Wednesday, February 2, 2011

Birthday Party

So yesterday I was doing really well, especially since I knew I had to be because it was my friends birthday. We went out to dinner at Macaroni Grill and my initial plans were to get a salad. Upon arriving there I became weak. I got some AMAZING chicken parmigiana with a huge alcoholic drink. I was sure I was going to gain back 5lbs because that's just how my body is.
This morning I weighed myself and I had lost around 2 POUNDS. No clue how that happened but I'm happy! People keep telling me to not weigh myself every day but I get curious. It's really a motivation for me to weigh myself every day vs. every week. I don't see how it will make things worse. It's not like weighing every day will put extra pounds on my body!

So total weight loss is 11lbs (again!) and I do not plan on having to bust my ass to reach that number again just because of a slip up.

Monday, January 31, 2011

HCG Diet

So today has been a day filled with talk of weight loss. At work, after work. My co-worker is also starting the HCG diet so when I got home I decided to do some more research and was seriously considering trying it. Through my research I found out that the store bought stuff is not actually the true hCG hormone but just a placebo. The true stuff is hundreds of dollars and you need an Rx to get it. Scratch that out of the question, I don't even have insurance! Told my other friend about it who has been on the hcg for a while and I believe she is going to try to get that Rx. Would feel bad if she continued to waste her money. Hopefully she still keeps up the good work though.

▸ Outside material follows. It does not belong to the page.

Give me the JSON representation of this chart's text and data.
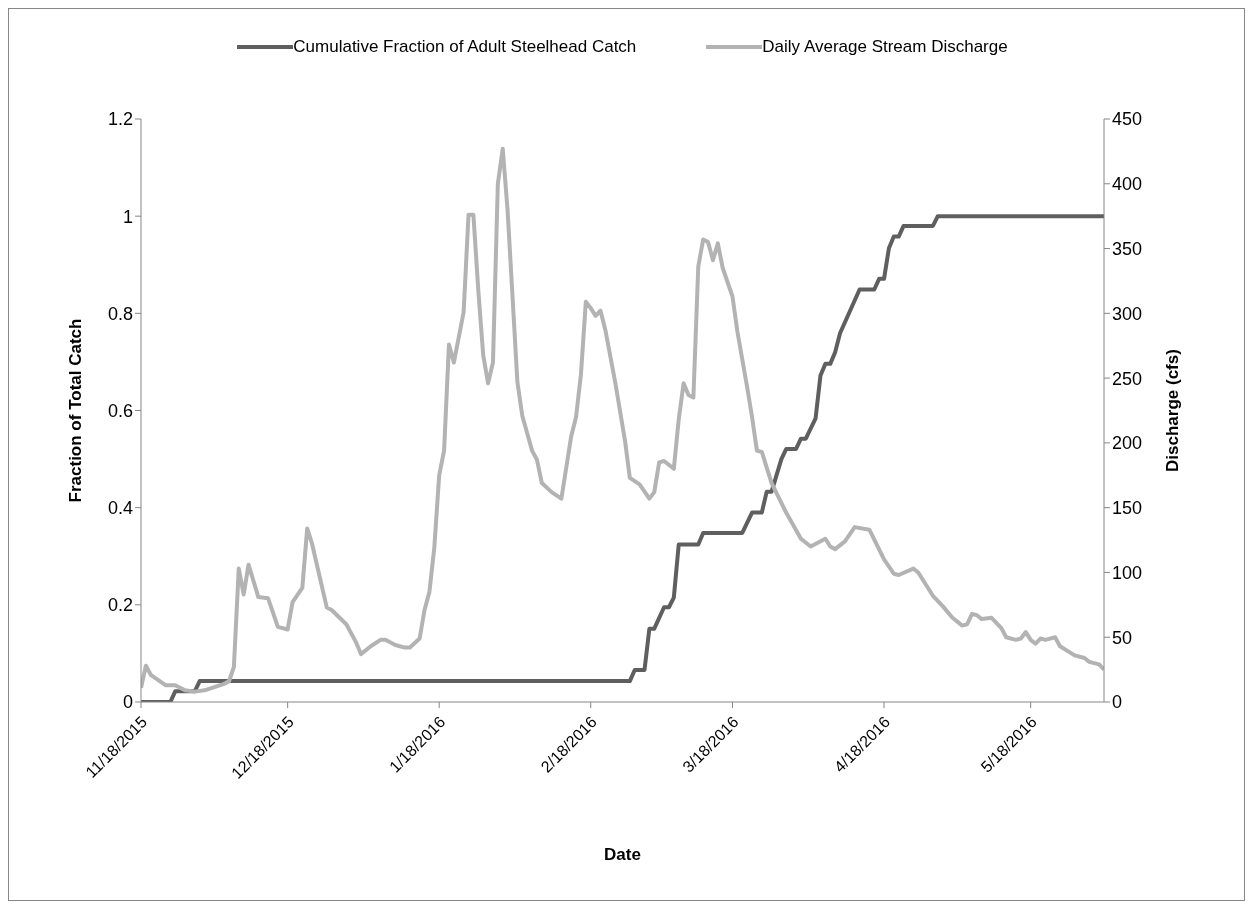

So today I started my 1000 calorie diet. Most things say for my weight and height I need 2500 calories a day, but I don't see how I could lose weight with that and I don't even eat close to 2500 calories in a day anyways! I made my own lunch and brought it to work, which is ironically Subway (we have an issue there that makes me not want to eat there, that's another story for another post though). I haven't felt like I am starving myself, I've been eating throughout the day nibbling on carrots. But my stomach seems to be in a constant hunger. Just need to get over this hump and continue on!


On the plus side I have lost 2 pounds and am back down to 250lbs. A while ago I got to 248 but then went back up to 256 a day later due to lord knows why. So hopefully it continues to go down this way! I WILL PREVAIL!